The highlight of our time with Ken were two evenings of sharing and discussing the essentials of Missional Enterprise, especially as it relates to our city culture. Ken shared Missional Enterprise principles and paradigms: The Triple Bottom Line and A Paradigm for Starting a Missional Business (see images below).


The Chicago Navigators: August 2022 - David and Liz Hamlett

In February 2021, Chicago Nav Neighbors Staff, David and Liz Hamlett, joined Navigator staff. David is helping lead the Chicago Navigators Southside Network from his home in South Shore. However, because of COVID, few of us have met David and Liz and their active church, neighborhood, and street ministry. This brief question and answer section was created to help us all, “Meet New Chicago Navigators, David and Liz Hamlett”

David, why did you choose to join Navigator staff?

“I was introduced to the Chicago Navigators through James Kang, then a Chicago Nav administrator. He had already introduced me to Dr. Mica (Battle) Abbot and her Bridge to Freedom ministry, where I then led anger management Bible studies. Liz and I went through some interviews and found ourselves resonating with Navigator principles, and especially with the emphasis on relationships. Building relationships in the community with the goal of evangelism and discipleship was already my main effort in the neighborhood of our current church, Chicagoland Bible Fellowship. A discipleship emphasis is important because one can participate in church activities without being a daily disciple of Jesus Christ. Being a true disciple by following Christ daily is where the abundant, fruitful life is. God gave some answers to prayer to confirm the Navigator direction and helped me along the way with the assistance of James Kang, Jay Neuharth, and Jim Conner. The Navigators also encouraged Liz and I’s marriage relationship, which was a pleasant surprise to us as well as a foundational need. Liz did not join staff with me, but really appreciated Navigator attention to her needs and welfare. The Navigators as an organization and the Navigator people have been a strong encouragement and enabling force for the work of the gospel as I believe God has directed me.”

Why did you choose to remain in your city neighborhood and in your church while both were transitioning from mostly white culture to black culture?

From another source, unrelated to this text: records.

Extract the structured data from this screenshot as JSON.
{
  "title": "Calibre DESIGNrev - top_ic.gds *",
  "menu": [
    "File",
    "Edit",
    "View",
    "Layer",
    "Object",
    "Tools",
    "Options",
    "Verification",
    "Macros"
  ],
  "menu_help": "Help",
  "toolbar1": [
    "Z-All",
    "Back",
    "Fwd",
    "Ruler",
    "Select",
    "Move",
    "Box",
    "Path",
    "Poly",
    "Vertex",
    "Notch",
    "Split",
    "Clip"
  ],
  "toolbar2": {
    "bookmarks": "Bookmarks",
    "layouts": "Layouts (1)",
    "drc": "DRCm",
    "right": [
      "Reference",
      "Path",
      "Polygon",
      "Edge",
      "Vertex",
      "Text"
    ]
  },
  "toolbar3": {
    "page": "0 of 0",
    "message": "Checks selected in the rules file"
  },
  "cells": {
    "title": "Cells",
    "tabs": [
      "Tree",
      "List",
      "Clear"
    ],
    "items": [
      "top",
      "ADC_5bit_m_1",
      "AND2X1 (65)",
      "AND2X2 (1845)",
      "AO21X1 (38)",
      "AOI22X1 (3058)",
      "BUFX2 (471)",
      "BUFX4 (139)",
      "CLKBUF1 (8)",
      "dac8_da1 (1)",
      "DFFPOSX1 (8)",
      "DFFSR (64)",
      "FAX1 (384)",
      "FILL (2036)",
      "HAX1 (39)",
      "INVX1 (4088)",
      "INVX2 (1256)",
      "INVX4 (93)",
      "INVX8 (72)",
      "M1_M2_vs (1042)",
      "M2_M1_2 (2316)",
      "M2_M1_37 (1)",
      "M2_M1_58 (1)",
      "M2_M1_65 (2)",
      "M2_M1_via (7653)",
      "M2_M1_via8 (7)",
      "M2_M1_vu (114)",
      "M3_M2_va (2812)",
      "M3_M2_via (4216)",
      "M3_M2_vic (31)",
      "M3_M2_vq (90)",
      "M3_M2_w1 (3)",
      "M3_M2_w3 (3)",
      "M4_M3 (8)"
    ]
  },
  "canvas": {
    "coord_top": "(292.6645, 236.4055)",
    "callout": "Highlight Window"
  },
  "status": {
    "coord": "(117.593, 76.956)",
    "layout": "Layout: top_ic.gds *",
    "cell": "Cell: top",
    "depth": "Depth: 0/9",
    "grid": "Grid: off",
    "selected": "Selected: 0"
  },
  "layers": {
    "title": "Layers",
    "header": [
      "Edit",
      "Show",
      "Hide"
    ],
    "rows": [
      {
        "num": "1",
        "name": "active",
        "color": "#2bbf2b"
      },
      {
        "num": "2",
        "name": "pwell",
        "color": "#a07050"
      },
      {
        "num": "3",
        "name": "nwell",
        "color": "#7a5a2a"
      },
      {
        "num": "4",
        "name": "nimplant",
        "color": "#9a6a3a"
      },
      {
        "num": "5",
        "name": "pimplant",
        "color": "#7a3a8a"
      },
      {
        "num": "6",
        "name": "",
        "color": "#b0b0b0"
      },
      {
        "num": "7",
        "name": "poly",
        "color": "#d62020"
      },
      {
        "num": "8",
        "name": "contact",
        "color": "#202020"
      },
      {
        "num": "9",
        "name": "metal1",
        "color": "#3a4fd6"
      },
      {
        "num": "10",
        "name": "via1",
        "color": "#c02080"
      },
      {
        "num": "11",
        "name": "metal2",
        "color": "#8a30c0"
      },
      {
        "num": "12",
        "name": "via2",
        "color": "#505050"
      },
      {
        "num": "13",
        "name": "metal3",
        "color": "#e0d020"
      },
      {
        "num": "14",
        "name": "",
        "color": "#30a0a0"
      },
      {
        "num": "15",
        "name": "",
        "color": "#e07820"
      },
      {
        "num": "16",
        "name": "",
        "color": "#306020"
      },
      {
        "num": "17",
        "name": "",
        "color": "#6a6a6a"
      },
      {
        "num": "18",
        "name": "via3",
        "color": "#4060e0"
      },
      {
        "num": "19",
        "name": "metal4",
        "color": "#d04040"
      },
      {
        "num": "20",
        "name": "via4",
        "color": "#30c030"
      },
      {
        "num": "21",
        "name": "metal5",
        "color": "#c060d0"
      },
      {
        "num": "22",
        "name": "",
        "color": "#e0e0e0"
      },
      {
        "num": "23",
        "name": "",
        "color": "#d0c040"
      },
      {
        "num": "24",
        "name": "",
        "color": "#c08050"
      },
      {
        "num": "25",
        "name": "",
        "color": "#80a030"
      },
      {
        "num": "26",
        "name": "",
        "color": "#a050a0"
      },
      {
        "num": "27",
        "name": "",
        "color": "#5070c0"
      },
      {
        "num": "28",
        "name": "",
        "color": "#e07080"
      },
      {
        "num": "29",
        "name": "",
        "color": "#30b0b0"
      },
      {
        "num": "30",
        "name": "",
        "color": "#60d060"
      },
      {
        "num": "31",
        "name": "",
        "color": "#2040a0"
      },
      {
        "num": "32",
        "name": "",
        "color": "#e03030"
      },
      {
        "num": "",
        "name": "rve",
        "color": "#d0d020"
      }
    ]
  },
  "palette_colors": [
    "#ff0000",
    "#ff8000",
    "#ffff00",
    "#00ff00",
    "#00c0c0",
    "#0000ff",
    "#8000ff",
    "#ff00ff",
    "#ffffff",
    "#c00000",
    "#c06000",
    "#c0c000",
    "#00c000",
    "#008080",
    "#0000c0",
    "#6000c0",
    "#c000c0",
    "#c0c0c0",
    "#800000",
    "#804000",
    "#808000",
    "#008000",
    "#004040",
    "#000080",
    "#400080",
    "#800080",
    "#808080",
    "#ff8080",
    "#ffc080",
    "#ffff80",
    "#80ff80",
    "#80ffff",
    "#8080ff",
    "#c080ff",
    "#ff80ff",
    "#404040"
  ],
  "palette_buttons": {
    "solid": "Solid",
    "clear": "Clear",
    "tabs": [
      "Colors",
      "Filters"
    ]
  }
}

“Starting in my kindergarten year, in the space of a dozen years or so, the all-white neighborhood changed to nearly all Black. My parents were part of a core of Bellevue (Baptist Church) people that decided to keep the church where it was and minister to the new neighbors. I was one of two whites left in my high school graduating class. My Mom told us, “We like our new neighbors.” There were several incidents, but generally speaking we were treated with respect for staying. I would find out later from a high school friend that “We looked out for Dave.” (Some years later), I ended up as a home missionary at Liz’s church, South Shore Baptist. Once we knew we were accepted in the position, we bought a home God brought to our attention several blocks from the church. Although the short-term assignment (at South Shore Baptist) ended after two years and eight months, we have continued to live in the same house and keep up some kind of ministry on the side as we raised our family.”

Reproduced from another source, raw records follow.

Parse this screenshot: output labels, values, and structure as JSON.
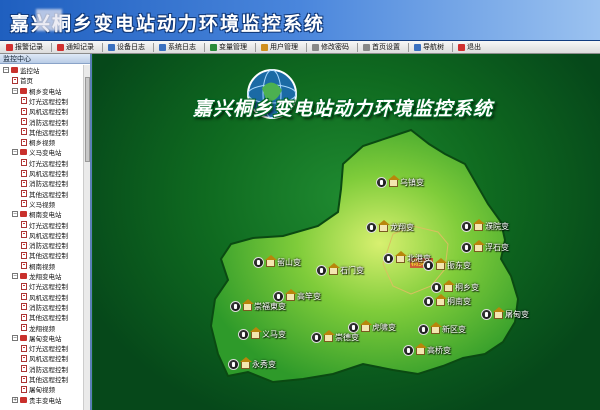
{
  "app": {
    "title": "嘉兴桐乡变电站动力环境监控系统"
  },
  "toolbar": [
    {
      "label": "报警记录",
      "icon": "alarm-record-icon",
      "color": "#d03030"
    },
    {
      "label": "通知记录",
      "icon": "notice-record-icon",
      "color": "#d03030"
    },
    {
      "label": "设备日志",
      "icon": "device-log-icon",
      "color": "#3a70c0"
    },
    {
      "label": "系统日志",
      "icon": "system-log-icon",
      "color": "#3a70c0"
    },
    {
      "label": "变量管理",
      "icon": "variable-manage-icon",
      "color": "#2a8a3a"
    },
    {
      "label": "用户管理",
      "icon": "user-manage-icon",
      "color": "#d09020"
    },
    {
      "label": "修改密码",
      "icon": "change-password-icon",
      "color": "#888888"
    },
    {
      "label": "首页设置",
      "icon": "home-settings-icon",
      "color": "#888888"
    },
    {
      "label": "导航树",
      "icon": "nav-tree-icon",
      "color": "#3a70c0"
    },
    {
      "label": "退出",
      "icon": "exit-icon",
      "color": "#d03030"
    }
  ],
  "sidebar": {
    "title": "监控中心",
    "tree": [
      {
        "label": "监控站",
        "level": 0,
        "type": "folder",
        "expander": "−"
      },
      {
        "label": "首页",
        "level": 1,
        "type": "doc"
      },
      {
        "label": "桐乡变电站",
        "level": 1,
        "type": "folder",
        "expander": "−"
      },
      {
        "label": "灯光远程控制",
        "level": 2,
        "type": "doc"
      },
      {
        "label": "风机远程控制",
        "level": 2,
        "type": "doc"
      },
      {
        "label": "消防远程控制",
        "level": 2,
        "type": "doc"
      },
      {
        "label": "其他远程控制",
        "level": 2,
        "type": "doc"
      },
      {
        "label": "桐乡视频",
        "level": 2,
        "type": "doc"
      },
      {
        "label": "义马变电站",
        "level": 1,
        "type": "folder",
        "expander": "−"
      },
      {
        "label": "灯光远程控制",
        "level": 2,
        "type": "doc"
      },
      {
        "label": "风机远程控制",
        "level": 2,
        "type": "doc"
      },
      {
        "label": "消防远程控制",
        "level": 2,
        "type": "doc"
      },
      {
        "label": "其他远程控制",
        "level": 2,
        "type": "doc"
      },
      {
        "label": "义马视频",
        "level": 2,
        "type": "doc"
      },
      {
        "label": "桐南变电站",
        "level": 1,
        "type": "folder",
        "expander": "−"
      },
      {
        "label": "灯光远程控制",
        "level": 2,
        "type": "doc"
      },
      {
        "label": "风机远程控制",
        "level": 2,
        "type": "doc"
      },
      {
        "label": "消防远程控制",
        "level": 2,
        "type": "doc"
      },
      {
        "label": "其他远程控制",
        "level": 2,
        "type": "doc"
      },
      {
        "label": "桐南视频",
        "level": 2,
        "type": "doc"
      },
      {
        "label": "龙翔变电站",
        "level": 1,
        "type": "folder",
        "expander": "−"
      },
      {
        "label": "灯光远程控制",
        "level": 2,
        "type": "doc"
      },
      {
        "label": "风机远程控制",
        "level": 2,
        "type": "doc"
      },
      {
        "label": "消防远程控制",
        "level": 2,
        "type": "doc"
      },
      {
        "label": "其他远程控制",
        "level": 2,
        "type": "doc"
      },
      {
        "label": "龙翔视频",
        "level": 2,
        "type": "doc"
      },
      {
        "label": "屠甸变电站",
        "level": 1,
        "type": "folder",
        "expander": "−"
      },
      {
        "label": "灯光远程控制",
        "level": 2,
        "type": "doc"
      },
      {
        "label": "风机远程控制",
        "level": 2,
        "type": "doc"
      },
      {
        "label": "消防远程控制",
        "level": 2,
        "type": "doc"
      },
      {
        "label": "其他远程控制",
        "level": 2,
        "type": "doc"
      },
      {
        "label": "屠甸视频",
        "level": 2,
        "type": "doc"
      },
      {
        "label": "贵丰变电站",
        "level": 1,
        "type": "folder",
        "expander": "+"
      }
    ]
  },
  "banner": {
    "title": "嘉兴桐乡变电站动力环境监控系统"
  },
  "map": {
    "highlight_label": "桐乡市",
    "stations": [
      {
        "name": "乌镇变"
      },
      {
        "name": "濮院变"
      },
      {
        "name": "龙翔变"
      },
      {
        "name": "浮石变"
      },
      {
        "name": "北港变"
      },
      {
        "name": "振东变"
      },
      {
        "name": "石门变"
      },
      {
        "name": "桐乡变"
      },
      {
        "name": "留山变"
      },
      {
        "name": "桐南变"
      },
      {
        "name": "高竿变"
      },
      {
        "name": "屠甸变"
      },
      {
        "name": "崇福東变"
      },
      {
        "name": "虎啸变"
      },
      {
        "name": "新区变"
      },
      {
        "name": "义马变"
      },
      {
        "name": "崇德变"
      },
      {
        "name": "高桥变"
      },
      {
        "name": "永秀变"
      }
    ]
  }
}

Why is disciple-making in your context so important?

It’s a key. We’re supposed to make disciples. One can be active in church and not be a disciple. You can be an active church member and not follow through with daily abiding in Christ. Sadly, it can be something of a norm, and it has been true in my life. Daily following Christ with all of my heart is where I engage with Christ and his overwhelming love for me. The norm should be loving God with all our hearts, and after studying the phrase “all your heart” in scripture, this became my philosophy of ministry and led me to being a daily disciple of Christ….”with all my heart.” Liz stated, “Making disciples is important because it strengthens the spiritual life of each of us. The disciple benefits by growing in Christ… and having a nourished faith, the church benefits by having strong believers, and the world benefits as more hear about the new life Jesus offers.”